Die Stimmung bei den Verbrauchern und bei der Industrie sei sehr gedrückt, und er glaube, diesem Druck könne sich auch die US-Regierung nicht verweigern. „Ich glaube, dass Donald Trump eines extrem unterschätzt: Bei derartigen Handelskriegen gibt es keine Win-win-Situation. Die Verlierer sind klar, das sind die Konsumenten.“ Das könne sich kein Land leisten. Insofern sei er weiter optimistisch.

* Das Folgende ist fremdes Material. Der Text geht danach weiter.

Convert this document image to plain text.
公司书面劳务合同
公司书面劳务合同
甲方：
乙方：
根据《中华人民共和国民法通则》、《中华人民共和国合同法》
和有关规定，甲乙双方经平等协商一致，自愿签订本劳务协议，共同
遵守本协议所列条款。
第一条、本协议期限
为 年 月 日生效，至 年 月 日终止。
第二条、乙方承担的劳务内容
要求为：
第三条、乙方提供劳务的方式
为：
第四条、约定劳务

Mit der Unberechenbarkeit des US-Präsidenten müsse man aber leben.

Der Henkel-Konzern, der in mehr als 100 Ländern aktiv ist, ist seinem Chef zufolge von dem Zollkonflikt weniger stark betroffen als andere . „Wir produzieren in der Regel mehr als 85 Prozent der Produkte, die wir in einer Region absetzen, auch in dieser Region. Daher treffen uns die Zölle nicht so stark“, sagte Knobel.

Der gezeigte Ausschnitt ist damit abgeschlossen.